Öyle ise: Açlıktan ölenler, eğer kırk günden evvel ölseler, kat’iyen rızıksızlıktan değildir. Belki “Terk-ül-âdât min-el-mühlikât” (Adetleri terk etmek, insanı ölüme götürür) sırriyle, sû-i ihtiyardan gelen bir âdet ve terk-i âdetten neş’et eden bir illetten, bir marazdan ileri gelmiştir. Öyle ise: Açlıktan ölmek olmaz, denilebilir. (Lem’alar)
Evet, burada da zikredildiği üzere, garanti altında olan rızık 40 gün içindir. Ondan sonra garanti bitiyor. Yani 40 gün içinde insanın biraz iradesini kullanarak fiili duada bulunması lazım ki hayatını devam ettirsin. Bir insan 40 günden sonra ölürse açlıktan ölür belki ama kanaat eder, şükrederse biraz da didinirse Allah onun da rızkını gönderir bir yerlerden. Kanaat, gayret ve şükür ölmüşse, insan da ölüyor.

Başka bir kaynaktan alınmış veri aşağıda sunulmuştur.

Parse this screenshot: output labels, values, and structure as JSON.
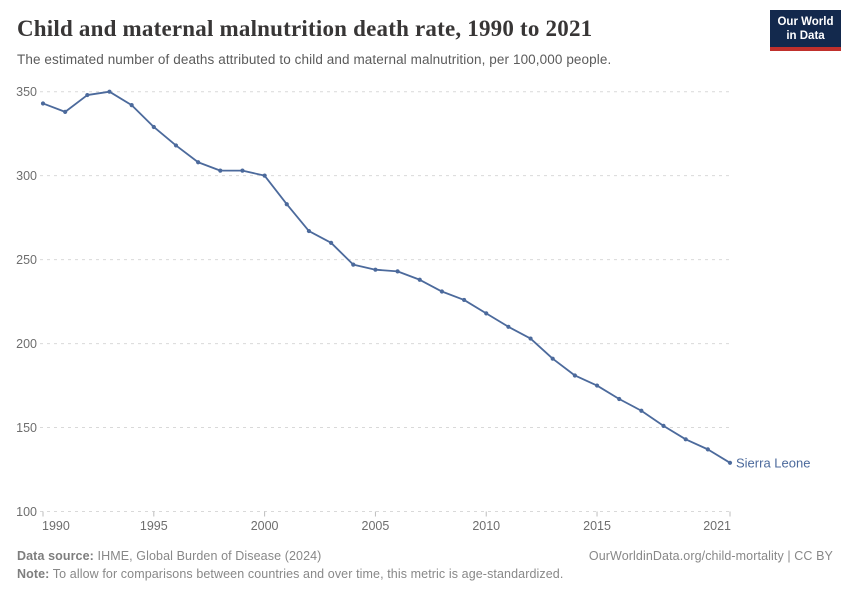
{
  "header": {
    "title": "Child and maternal malnutrition death rate, 1990 to 2021",
    "subtitle": "The estimated number of deaths attributed to child and maternal malnutrition, per 100,000 people.",
    "logo_line1": "Our World",
    "logo_line2": "in Data"
  },
  "chart_data": {
    "type": "line",
    "title": "Child and maternal malnutrition death rate, 1990 to 2021",
    "xlabel": "",
    "ylabel": "",
    "x": [
      1990,
      1991,
      1992,
      1993,
      1994,
      1995,
      1996,
      1997,
      1998,
      1999,
      2000,
      2001,
      2002,
      2003,
      2004,
      2005,
      2006,
      2007,
      2008,
      2009,
      2010,
      2011,
      2012,
      2013,
      2014,
      2015,
      2016,
      2017,
      2018,
      2019,
      2020,
      2021
    ],
    "series": [
      {
        "name": "Sierra Leone",
        "color": "#4c6a9c",
        "values": [
          343,
          338,
          348,
          350,
          342,
          329,
          318,
          308,
          303,
          303,
          300,
          283,
          267,
          260,
          247,
          244,
          243,
          238,
          231,
          226,
          218,
          210,
          203,
          191,
          181,
          175,
          167,
          160,
          151,
          143,
          137,
          129
        ]
      }
    ],
    "x_ticks": [
      1990,
      1995,
      2000,
      2005,
      2010,
      2015,
      2021
    ],
    "y_ticks": [
      100,
      150,
      200,
      250,
      300,
      350
    ],
    "xlim": [
      1990,
      2021
    ],
    "ylim": [
      100,
      350
    ],
    "grid": "horizontal-dashed",
    "legend_position": "end-of-line-label"
  },
  "colors": {
    "line": "#4c6a9c",
    "grid": "#d9d9d9",
    "tick": "#bdbdbd",
    "axis_text": "#6e6e6e",
    "logo_bg": "#13294d",
    "logo_accent": "#c0302c"
  },
  "footer": {
    "source_label": "Data source:",
    "source_text": " IHME, Global Burden of Disease (2024)",
    "citation": "OurWorldinData.org/child-mortality | CC BY",
    "note_label": "Note:",
    "note_text": " To allow for comparisons between countries and over time, this metric is age-standardized."
  }
}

Dikkat edilirse, Bediüzzaman Hazretleri, “insanın süistimali karışmazsa” diye bir şart ileri sürüyor. Hâlbuki şimdi insanlar, kaynakları, şartları ve iradelerini süistimal ediyorlar. Eğer bir insan 40 gün içinde ölüyorsa bu yeme içme alışkanlığını terkten dolayıdır. Yeme içme âdeti deyince, ölçü bizim her gün yediğimiz üç öğün değildir. O bizim işi süistimal etmemizin ifadesidir. Bir zamanlar bizim toplumumuzda bile günde iki öğün yeniyordu: Bir kuşluk vaktinde bir de ikindi üzeri. Hâlbuki bugün batı medeniyetinin sayesinde biz günde üç öğün yemeye alışmışız. Evet, işin esasında insana yeten, yediği bir kaç lokmadır.

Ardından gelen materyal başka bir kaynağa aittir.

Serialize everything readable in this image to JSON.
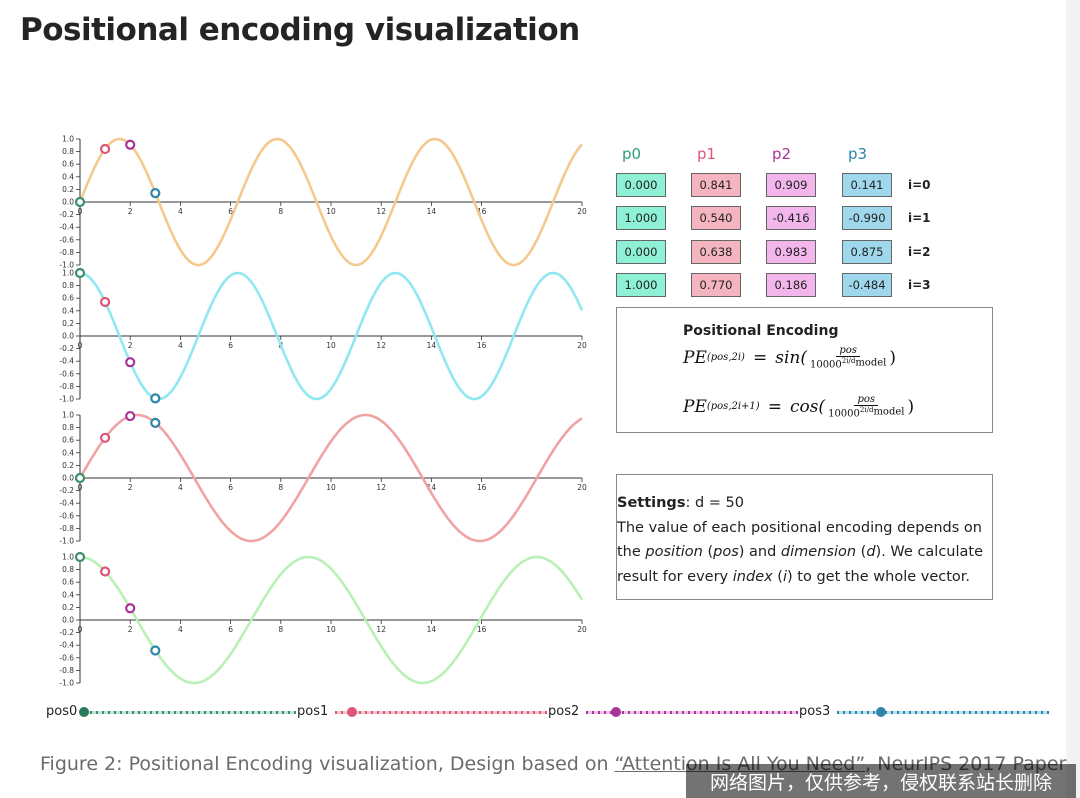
{
  "page": {
    "title": "Positional encoding visualization"
  },
  "colors": {
    "sin0": "#f5c98d",
    "cos0": "#8fe8f0",
    "sin1": "#f0a3a3",
    "cos1": "#b8f0b5",
    "p0": "#3d8f6b",
    "p1": "#dd5577",
    "p2": "#a8349a",
    "p3": "#2f86a8",
    "p0_fill": "#8ef0d4",
    "p1_fill": "#f4b5c0",
    "p2_fill": "#f2b6ec",
    "p3_fill": "#9fd8ec"
  },
  "chart_data": {
    "type": "line",
    "x_range": [
      0,
      20
    ],
    "y_range": [
      -1,
      1
    ],
    "x_ticks": [
      "0",
      "2",
      "4",
      "6",
      "8",
      "10",
      "12",
      "14",
      "16",
      "20"
    ],
    "y_ticks": [
      "1.0",
      "0.8",
      "0.6",
      "0.4",
      "0.2",
      "0.0",
      "-0.2",
      "-0.4",
      "-0.6",
      "-0.8",
      "-1.0"
    ],
    "series": [
      {
        "name": "i=0",
        "fn": "sin",
        "period": 6.283,
        "color": "#f5c98d",
        "points": [
          {
            "pos": 0,
            "y": 0.0
          },
          {
            "pos": 1,
            "y": 0.841
          },
          {
            "pos": 2,
            "y": 0.909
          },
          {
            "pos": 3,
            "y": 0.141
          }
        ]
      },
      {
        "name": "i=1",
        "fn": "cos",
        "period": 6.283,
        "color": "#8fe8f0",
        "points": [
          {
            "pos": 0,
            "y": 1.0
          },
          {
            "pos": 1,
            "y": 0.54
          },
          {
            "pos": 2,
            "y": -0.416
          },
          {
            "pos": 3,
            "y": -0.99
          }
        ]
      },
      {
        "name": "i=2",
        "fn": "sin",
        "period": 9.1,
        "color": "#f0a3a3",
        "points": [
          {
            "pos": 0,
            "y": 0.0
          },
          {
            "pos": 1,
            "y": 0.638
          },
          {
            "pos": 2,
            "y": 0.983
          },
          {
            "pos": 3,
            "y": 0.875
          }
        ]
      },
      {
        "name": "i=3",
        "fn": "cos",
        "period": 9.1,
        "color": "#b8f0b5",
        "points": [
          {
            "pos": 0,
            "y": 1.0
          },
          {
            "pos": 1,
            "y": 0.77
          },
          {
            "pos": 2,
            "y": 0.186
          },
          {
            "pos": 3,
            "y": -0.484
          }
        ]
      }
    ]
  },
  "table": {
    "headers": [
      "p0",
      "p1",
      "p2",
      "p3"
    ],
    "rows": [
      {
        "label": "i=0",
        "values": [
          "0.000",
          "0.841",
          "0.909",
          "0.141"
        ]
      },
      {
        "label": "i=1",
        "values": [
          "1.000",
          "0.540",
          "-0.416",
          "-0.990"
        ]
      },
      {
        "label": "i=2",
        "values": [
          "0.000",
          "0.638",
          "0.983",
          "0.875"
        ]
      },
      {
        "label": "i=3",
        "values": [
          "1.000",
          "0.770",
          "0.186",
          "-0.484"
        ]
      }
    ]
  },
  "formula": {
    "title": "Positional Encoding",
    "pe": "PE",
    "sub_even": "(pos,2i)",
    "sub_odd": "(pos,2i+1)",
    "eq": "=",
    "sin": "sin(",
    "cos": "cos(",
    "close": ")",
    "num": "pos",
    "den_base": "10000",
    "den_exp": "2i/d",
    "den_exp_sub": "model"
  },
  "settings": {
    "label": "Settings",
    "value": ": d = 50",
    "t1": "The value of each positional encoding depends on",
    "t2": "the ",
    "t3": "position",
    "t4": " (",
    "t5": "pos",
    "t6": ") and ",
    "t7": "dimension",
    "t8": " (",
    "t9": "d",
    "t10": "). We calculate",
    "t11": "result for every ",
    "t12": "index",
    "t13": " (",
    "t14": "i",
    "t15": ") to get the whole vector."
  },
  "sliders": [
    {
      "label": "pos0",
      "value": 0,
      "max": 20
    },
    {
      "label": "pos1",
      "value": 1,
      "max": 20
    },
    {
      "label": "pos2",
      "value": 2,
      "max": 20
    },
    {
      "label": "pos3",
      "value": 3,
      "max": 20
    }
  ],
  "caption": {
    "prefix": "Figure 2: Positional Encoding visualization, Design based on ",
    "link": "“Attention Is All You Need”",
    "suffix": ", NeurIPS 2017 Paper"
  },
  "watermark": "网络图片，仅供参考，侵权联系站长删除"
}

Peygamber Efendimiz sallallahu aleyhi ve sellem şöyle buyuruyor:
Hiçbir kişi, midesinden daha tehlikeli bir kap doldurmamıştır. Oysa insana kendini ayakta tutacak bir kaç lokma yeter. Şayet mutlaka çok yiyecekse, midesinin üçte birini yemeğe, üçte birini içeceğe, üçte birini de nefesine ayırmalıdır. (Tirmizî, Zühd 47).

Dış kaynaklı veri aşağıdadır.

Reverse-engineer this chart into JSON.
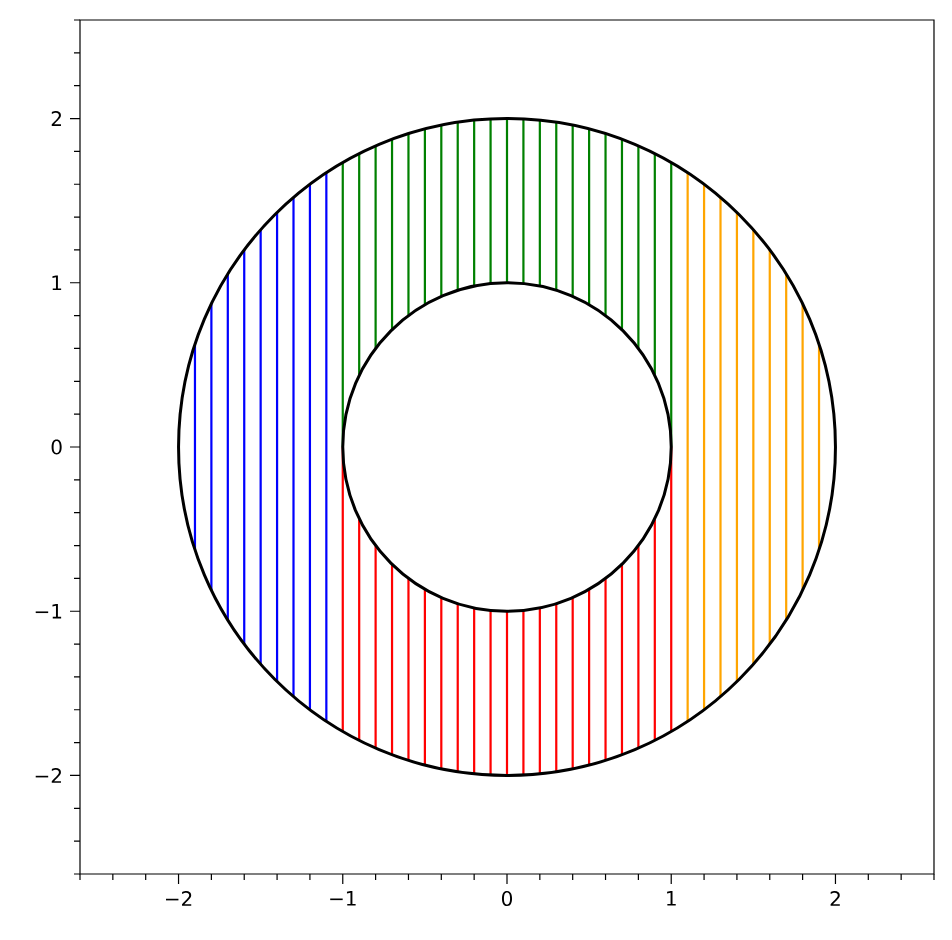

Nitekim kendileri de öyle yaşamışlardı. Evet, kendini alıştıran insan için günde bir poğaça yeter hatta daha azı da yeter. Böyle yaşayanlar az değildir tarihte ve günümüzde. Bizim ilk beş asrımızın insanı ve Sahabe nesli genelde böyle yaşıyordu. Demek ki insana günlük bir iki lokma yeterken, o daha fazlasına alışıyor ve bu alışkanlık gidince ölüyor. Bu yüzden Afrika’daki çocuklara bakmak lazım: Kaç tane çocuk 40 gün içinde ölüyor? Çoğu, belki de hepsi 40 günden sonradır. Bu da garanti bittiği halde insanın iradesini kullanmaması, rızka ulaşmak için hiç olmazsa öksürmeye bile çalışmamasındandır. Hem bu durum, sadece Afrika’nın değil pek çok coğrafyanın imtihanıdır. Afrika’nın şöyle bir hususiyeti de var: Sömürge devletleri, oranın insanına çalışmayı unutturmuşlar. İnsanlar çalışmıyorlar, çalışmak için düşünseler, yapacak çok işler bulurlar. Biraz iklimin de tesiriyle rahat-rehavet hâkim olmuş. Hâlbuki Afrikanın çoğu yeri yeşildir. Tropikal iklime sahiptir. İnsanlar biraz bir şeyler ekmek için didinseler çok şey yetişir. İşte kırk gün sonra bu irade ortaya konmayınca insanlar acından ölüyor. Diğer bir husus bu felaketin yaşandığı yerde iç savaş ortamı var. Yani insanlar millet olarak kardeşliği unutunca bereket oralardan kalkmıştır. Bunun yanında dünyanın en verimli topraklarının üzerinde oturup da açlıktan ölmek de ayrı trajedik bir durum. Bunları düşününce –hâşâ- suçu burada Razzak-ı Kerime bulmak haddimize düşmüyor. Sebeplere riayet bu dünyanın kanunlarındandır. Sünnetullah, bu dünyada sebeplere riayettir ve her insana çalıştığı kadar karşılığının verilmesi de yine sünnetullahtandır. Eğer bu insanlar, toprağı ekip biçtiklerinde toprak ürün vermese bu noktada belki bir şeyler denebilir ancak sebeplere riayet olmayınca, fiili dua olmayınca, uhuvvet olmayınca Allahın Rezzak isminin tecellisi mümkün olmuyor. Allah açlık çeken kardeşlerimize yardımcısı olsun…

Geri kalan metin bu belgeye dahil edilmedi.